What’s a pre-borrow?
Alistair Barr reports that the SEC is “cautious about imposing a broad pre-borrow requirement as a way of limiting manipulative short selling because the costs could outweigh the benefits”. This confused me: isn’t naked shorting precisely what happens when you short a stock which you haven’t borrowed? And isn’t it illegal? Why all this fuss about a rule which forces shorters to borrow the stock in question first? If they don’t borrow the stock in advance, aren’t they shorting it nakedly?
Turns out, it’s a bit more complicated than that, thanks to the T+3 settlement system. On the day that you short a stock, you don’t need to borrow it, you just need to locate it. That means looking it up on an “easy to borrow” list, or phoning up a dealer and asking for a locate. Once you’ve got a locate, you can then go ahead and put in your sell order, even if you haven’t actually borrowed the stock.
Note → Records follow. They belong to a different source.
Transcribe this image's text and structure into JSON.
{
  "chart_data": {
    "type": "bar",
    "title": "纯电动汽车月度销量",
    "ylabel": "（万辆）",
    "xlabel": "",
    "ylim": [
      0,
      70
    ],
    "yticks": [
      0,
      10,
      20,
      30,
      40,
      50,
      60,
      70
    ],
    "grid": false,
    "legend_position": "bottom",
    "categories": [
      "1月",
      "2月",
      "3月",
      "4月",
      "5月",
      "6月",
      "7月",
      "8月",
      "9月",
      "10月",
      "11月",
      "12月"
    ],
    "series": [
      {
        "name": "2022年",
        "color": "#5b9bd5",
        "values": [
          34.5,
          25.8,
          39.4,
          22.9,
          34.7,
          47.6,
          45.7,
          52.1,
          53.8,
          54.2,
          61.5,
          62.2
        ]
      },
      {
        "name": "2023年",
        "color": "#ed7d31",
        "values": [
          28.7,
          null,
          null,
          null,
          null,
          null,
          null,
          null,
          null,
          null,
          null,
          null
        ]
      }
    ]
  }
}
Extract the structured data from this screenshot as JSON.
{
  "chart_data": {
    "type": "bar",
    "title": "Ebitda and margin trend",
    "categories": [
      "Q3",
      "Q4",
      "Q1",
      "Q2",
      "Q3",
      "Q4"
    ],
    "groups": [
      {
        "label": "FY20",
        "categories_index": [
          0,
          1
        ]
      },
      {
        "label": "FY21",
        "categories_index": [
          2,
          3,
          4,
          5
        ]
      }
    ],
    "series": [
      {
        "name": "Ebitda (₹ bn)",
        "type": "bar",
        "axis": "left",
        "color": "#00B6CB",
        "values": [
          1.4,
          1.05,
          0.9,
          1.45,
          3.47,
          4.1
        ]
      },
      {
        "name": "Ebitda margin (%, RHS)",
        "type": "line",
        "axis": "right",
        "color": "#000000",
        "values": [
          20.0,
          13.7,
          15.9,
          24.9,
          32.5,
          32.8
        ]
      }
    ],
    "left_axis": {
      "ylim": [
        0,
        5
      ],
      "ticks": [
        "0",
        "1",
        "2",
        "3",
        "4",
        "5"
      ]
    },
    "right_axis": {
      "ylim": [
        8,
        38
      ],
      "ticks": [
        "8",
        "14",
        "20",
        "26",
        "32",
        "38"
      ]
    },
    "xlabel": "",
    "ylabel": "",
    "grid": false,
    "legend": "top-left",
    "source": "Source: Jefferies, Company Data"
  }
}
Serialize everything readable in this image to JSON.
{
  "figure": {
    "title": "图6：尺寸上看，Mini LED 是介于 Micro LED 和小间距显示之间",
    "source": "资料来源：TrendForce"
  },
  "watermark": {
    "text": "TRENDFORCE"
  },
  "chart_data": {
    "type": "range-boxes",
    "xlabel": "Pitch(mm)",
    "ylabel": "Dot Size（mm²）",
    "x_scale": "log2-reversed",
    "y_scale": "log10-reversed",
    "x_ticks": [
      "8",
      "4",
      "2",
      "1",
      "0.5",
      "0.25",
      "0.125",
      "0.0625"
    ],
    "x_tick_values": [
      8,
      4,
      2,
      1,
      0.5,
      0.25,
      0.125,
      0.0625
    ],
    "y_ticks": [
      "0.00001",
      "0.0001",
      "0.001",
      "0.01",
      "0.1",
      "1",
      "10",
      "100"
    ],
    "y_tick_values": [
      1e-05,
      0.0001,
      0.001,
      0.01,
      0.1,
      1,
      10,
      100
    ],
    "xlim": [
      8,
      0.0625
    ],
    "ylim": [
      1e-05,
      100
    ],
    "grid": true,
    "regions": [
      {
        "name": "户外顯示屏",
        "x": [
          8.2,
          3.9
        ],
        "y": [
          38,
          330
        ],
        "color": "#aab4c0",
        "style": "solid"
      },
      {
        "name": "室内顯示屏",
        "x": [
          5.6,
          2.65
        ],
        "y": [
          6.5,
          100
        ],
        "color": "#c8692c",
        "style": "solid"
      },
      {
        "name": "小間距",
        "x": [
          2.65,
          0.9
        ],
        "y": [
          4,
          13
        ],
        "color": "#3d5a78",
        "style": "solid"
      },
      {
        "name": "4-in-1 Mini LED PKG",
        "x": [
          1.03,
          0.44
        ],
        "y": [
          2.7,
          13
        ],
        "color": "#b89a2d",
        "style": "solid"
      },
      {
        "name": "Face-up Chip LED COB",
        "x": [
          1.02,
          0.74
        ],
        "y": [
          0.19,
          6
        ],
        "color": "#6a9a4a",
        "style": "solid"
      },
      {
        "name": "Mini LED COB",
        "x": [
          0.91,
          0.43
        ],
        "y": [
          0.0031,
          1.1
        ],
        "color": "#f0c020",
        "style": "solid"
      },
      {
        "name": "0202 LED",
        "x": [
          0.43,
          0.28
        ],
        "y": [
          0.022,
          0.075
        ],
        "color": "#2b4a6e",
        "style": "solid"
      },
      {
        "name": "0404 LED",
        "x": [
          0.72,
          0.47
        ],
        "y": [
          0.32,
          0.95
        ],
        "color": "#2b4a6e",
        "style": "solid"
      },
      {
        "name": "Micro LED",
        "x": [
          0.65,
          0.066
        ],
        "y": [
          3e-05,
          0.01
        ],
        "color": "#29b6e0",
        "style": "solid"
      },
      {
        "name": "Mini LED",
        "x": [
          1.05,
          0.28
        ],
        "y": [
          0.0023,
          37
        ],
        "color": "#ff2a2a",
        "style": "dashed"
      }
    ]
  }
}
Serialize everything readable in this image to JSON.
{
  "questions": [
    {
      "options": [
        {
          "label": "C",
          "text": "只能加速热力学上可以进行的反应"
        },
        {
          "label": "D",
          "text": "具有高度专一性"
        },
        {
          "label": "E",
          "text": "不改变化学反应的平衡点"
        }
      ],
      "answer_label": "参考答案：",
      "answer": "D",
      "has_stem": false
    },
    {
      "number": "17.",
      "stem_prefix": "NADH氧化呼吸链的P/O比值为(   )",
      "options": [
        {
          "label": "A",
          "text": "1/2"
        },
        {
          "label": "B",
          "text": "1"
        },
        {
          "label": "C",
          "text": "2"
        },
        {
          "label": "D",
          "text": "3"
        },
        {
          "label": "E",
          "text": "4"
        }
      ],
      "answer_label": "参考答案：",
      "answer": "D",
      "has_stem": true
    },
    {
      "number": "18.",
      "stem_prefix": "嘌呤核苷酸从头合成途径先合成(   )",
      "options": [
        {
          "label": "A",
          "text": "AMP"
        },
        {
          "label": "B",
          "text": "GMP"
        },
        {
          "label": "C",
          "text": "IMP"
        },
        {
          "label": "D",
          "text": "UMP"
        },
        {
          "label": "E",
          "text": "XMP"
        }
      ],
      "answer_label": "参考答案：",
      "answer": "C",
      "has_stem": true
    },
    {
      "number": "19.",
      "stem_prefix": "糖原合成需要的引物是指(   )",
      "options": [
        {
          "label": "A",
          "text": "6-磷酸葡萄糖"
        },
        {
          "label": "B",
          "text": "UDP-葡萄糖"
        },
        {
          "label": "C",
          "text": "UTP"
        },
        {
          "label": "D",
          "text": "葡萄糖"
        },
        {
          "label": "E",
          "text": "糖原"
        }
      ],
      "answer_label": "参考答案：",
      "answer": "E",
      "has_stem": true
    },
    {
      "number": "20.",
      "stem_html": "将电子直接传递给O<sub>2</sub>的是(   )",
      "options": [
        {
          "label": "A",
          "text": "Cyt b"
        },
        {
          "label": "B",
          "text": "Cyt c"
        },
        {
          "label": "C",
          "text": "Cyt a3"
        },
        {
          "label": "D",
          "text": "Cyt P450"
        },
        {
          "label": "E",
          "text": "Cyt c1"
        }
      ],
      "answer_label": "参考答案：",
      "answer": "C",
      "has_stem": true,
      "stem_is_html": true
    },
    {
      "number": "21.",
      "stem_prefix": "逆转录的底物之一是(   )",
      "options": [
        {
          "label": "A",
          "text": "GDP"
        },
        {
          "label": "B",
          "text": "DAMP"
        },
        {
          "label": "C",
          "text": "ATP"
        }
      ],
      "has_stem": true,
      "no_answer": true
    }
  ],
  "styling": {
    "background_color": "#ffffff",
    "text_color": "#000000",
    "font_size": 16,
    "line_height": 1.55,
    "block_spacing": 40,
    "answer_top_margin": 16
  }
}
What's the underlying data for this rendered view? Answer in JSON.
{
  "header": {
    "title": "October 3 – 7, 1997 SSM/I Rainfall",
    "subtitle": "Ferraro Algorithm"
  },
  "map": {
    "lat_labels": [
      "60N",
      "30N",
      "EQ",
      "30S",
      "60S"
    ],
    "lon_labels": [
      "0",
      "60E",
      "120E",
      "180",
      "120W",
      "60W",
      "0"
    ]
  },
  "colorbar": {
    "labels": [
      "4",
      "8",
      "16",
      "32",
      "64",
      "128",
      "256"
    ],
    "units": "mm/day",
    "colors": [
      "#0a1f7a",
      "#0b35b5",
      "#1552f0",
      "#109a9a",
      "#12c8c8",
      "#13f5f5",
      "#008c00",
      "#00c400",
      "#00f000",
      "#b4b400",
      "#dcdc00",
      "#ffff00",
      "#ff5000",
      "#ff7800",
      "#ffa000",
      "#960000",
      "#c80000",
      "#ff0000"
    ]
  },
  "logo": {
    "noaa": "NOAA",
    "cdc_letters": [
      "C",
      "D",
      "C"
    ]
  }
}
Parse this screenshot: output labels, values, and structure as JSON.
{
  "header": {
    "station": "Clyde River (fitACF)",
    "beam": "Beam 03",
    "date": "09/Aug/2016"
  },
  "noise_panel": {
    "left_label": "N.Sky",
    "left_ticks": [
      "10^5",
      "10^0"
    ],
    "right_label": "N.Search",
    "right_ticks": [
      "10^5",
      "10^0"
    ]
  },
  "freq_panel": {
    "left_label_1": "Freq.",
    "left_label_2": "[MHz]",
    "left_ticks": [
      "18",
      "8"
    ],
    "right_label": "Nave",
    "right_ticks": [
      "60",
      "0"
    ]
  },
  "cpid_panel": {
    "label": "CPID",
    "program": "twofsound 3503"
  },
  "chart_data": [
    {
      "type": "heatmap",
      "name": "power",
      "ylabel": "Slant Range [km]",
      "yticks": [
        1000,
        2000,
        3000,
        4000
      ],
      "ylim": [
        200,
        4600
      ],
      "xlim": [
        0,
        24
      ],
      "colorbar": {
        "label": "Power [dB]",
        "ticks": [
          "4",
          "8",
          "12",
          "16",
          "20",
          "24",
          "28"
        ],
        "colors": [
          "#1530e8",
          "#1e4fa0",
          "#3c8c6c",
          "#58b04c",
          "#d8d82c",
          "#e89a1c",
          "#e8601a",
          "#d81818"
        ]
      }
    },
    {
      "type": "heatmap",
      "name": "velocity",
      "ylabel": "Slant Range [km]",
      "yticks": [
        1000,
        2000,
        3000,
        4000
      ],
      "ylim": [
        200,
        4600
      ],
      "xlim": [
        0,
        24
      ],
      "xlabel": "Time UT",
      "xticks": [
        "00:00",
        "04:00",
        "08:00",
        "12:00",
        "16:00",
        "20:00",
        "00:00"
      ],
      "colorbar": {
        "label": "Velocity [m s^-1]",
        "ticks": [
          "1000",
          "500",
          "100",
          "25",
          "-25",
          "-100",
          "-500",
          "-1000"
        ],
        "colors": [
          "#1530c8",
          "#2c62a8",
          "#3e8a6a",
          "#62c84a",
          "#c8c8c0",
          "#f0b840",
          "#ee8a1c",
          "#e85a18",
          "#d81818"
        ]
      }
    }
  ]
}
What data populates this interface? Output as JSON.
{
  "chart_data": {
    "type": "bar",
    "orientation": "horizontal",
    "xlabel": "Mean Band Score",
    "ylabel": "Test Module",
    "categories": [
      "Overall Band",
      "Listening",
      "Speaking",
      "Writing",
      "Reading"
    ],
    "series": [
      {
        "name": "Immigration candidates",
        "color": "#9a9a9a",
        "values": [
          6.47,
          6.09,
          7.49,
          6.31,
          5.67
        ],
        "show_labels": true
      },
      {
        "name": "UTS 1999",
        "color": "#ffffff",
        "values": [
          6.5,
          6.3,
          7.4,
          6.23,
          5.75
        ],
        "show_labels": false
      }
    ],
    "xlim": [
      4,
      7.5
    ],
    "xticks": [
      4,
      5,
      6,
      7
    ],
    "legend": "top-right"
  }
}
In fact you don’t actually borrow the stock until three days later, when the trade settles.
It’s not easy to work this stuff out, amid all the talk of “interim final temporary rules” and the like. But basically the debate comes down to a simple question: do you borrow before you sell, or do you only borrow when you settle? The SEC doesn’t want to force people to borrow stocks before they sell, because they say, and I believe them, that doing so would increase borrowing costs and hurt liquidity — all in the service of addressing a problem (naked shorting, which results in people not providing the shares at settlement) which is not obviously much of a problem at all.
Still, in some real sense nearly all short sales are naked short sales, in that the person doing the sale doesn’t actually have the stock to sell: they only borrow it three days later, at settlement.